When the Hawks drafted Cam Reddish 10th overall, there were two distinct opinions. One side, that included his peers, believed Reddish had the type of game that would thrive in the NBA and eventually lead to him becoming one of the top rookies in his draft class. The other side couldn’t believe a freshman shot 35.6% from the field in college and went in the top ten. So far, the latter is laughing out loud at the Hawks for their decision.
With Kevin Huerter nursing an injury to start the season, Reddish began the year as a starter and was just recently relieved to the bench. Part of that had to do with Huerter returning to full health, but a lot of it also had to do with Redish’s play, which has left much to be desired.
Defensively, the former Blue Devil has come as advertised – a long athletic wing that can defend positions 1-4 on the basketball court. But offensively, he’s been even more of a mess than he was in college. Reddish is shooting an abysmal 25.0% from the field and 19.4% from three-point range, averaging only 5.5 points per contest, which results in an almost unheard of 2.5 PER. It’s been horrid – there’s no reason to beat around the bush – but this should not change your opinion on his potential.
After all, it’s only been ten games. Is it much of a surprise that a 19-year-old rookie, who was drafted so high because of his ceiling, not what he did in college, is hitting a speed bump in his first couple of weeks in the NBA? It also doesn’t help that Reddish was forced to miss most of the offseason while recovering from an injury, either. Shooting slumps should be expected – not every rookie can be Trae Young – and even he experienced these kinds of growing pains in his first few months in the league.
Through 25 games last year, Young averaged 15.7 points on 37.7% shooting and 23.9% shooting from behind the arc. Everyone was calling him a bust, and by the end of the year, he was scoring ten more points a game on 45% shooting and 35% from deep. Now, he’s on well on his way to an All-Star berth in his second season.
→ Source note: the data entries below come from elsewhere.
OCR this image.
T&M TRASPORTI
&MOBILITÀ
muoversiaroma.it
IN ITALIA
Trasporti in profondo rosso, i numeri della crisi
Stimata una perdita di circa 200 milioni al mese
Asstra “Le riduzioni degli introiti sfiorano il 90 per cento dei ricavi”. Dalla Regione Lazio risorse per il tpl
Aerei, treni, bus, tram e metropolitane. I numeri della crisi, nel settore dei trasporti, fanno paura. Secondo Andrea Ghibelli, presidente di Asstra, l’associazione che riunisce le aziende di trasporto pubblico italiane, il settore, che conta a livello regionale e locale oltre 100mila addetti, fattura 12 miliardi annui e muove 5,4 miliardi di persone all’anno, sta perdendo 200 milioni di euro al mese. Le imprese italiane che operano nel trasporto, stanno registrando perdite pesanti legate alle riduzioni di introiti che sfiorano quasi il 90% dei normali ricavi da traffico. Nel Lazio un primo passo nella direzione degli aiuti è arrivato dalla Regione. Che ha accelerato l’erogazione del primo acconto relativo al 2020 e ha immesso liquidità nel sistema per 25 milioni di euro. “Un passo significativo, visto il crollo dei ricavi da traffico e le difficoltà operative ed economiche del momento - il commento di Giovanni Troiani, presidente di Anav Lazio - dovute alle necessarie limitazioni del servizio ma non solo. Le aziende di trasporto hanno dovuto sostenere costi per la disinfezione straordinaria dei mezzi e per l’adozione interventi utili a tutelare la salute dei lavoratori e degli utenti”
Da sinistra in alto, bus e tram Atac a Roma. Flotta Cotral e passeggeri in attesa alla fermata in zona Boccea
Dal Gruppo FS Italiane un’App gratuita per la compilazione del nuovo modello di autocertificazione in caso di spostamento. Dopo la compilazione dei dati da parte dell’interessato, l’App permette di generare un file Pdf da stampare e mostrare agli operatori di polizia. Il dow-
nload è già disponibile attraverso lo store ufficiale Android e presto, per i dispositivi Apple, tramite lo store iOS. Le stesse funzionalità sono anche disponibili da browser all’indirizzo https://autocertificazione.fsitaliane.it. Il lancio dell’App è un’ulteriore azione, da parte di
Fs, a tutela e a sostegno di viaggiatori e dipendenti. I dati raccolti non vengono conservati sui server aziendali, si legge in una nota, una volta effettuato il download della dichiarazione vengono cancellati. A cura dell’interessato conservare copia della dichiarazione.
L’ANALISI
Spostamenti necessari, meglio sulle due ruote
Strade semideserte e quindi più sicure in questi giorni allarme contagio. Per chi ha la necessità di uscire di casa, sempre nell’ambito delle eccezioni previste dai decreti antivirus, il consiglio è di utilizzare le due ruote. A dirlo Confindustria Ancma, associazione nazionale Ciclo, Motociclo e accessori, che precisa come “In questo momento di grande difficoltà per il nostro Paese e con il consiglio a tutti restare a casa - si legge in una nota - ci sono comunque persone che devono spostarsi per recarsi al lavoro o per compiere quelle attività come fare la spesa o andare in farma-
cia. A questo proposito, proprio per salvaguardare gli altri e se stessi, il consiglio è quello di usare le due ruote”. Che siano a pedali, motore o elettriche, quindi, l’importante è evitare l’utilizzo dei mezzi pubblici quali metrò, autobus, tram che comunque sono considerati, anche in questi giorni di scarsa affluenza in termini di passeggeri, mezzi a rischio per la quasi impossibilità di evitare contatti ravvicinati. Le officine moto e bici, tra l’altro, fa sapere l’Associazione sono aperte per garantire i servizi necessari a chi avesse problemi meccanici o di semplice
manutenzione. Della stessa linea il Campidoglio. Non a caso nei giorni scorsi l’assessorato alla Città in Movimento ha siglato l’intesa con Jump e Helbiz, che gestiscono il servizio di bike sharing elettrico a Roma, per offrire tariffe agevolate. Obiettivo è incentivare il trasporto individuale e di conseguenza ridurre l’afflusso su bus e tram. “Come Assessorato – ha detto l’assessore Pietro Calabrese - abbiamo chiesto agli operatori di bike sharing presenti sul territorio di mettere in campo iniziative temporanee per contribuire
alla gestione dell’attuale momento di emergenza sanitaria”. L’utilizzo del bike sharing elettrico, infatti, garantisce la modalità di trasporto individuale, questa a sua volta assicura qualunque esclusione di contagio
Even De’Andre Hunter, who I have loved so far in his short time with the Hawks, is not shooting the ball well. His FG% sits at 37.5% for the year, and he’s only shooting 31.6% from behind the arc. Keep in mind, Hunter shot 43.8% from three at Virginia, much higher than Reddish’s 33.3%. He’s also two years older than Reddish. This is the NBA; rookies are supposed to take some time to get acclimated.
If you believed in Reddish coming into the draft, these ten games shouldn’t change your mind. He still possesses all the attributes necessary to make it in this league – a unique combination of length and skill. And he’s shown some positives in areas that don’t show up on the box score. His defense is much better than many anticipated, and his vision is a plus that he didn’t have the opportunity to showcase often at Duke. However, patience is key. This could be a year-long process – maybe even a couple of years – but it’s way too early to doubt his ability after a few rough weeks to begin his career.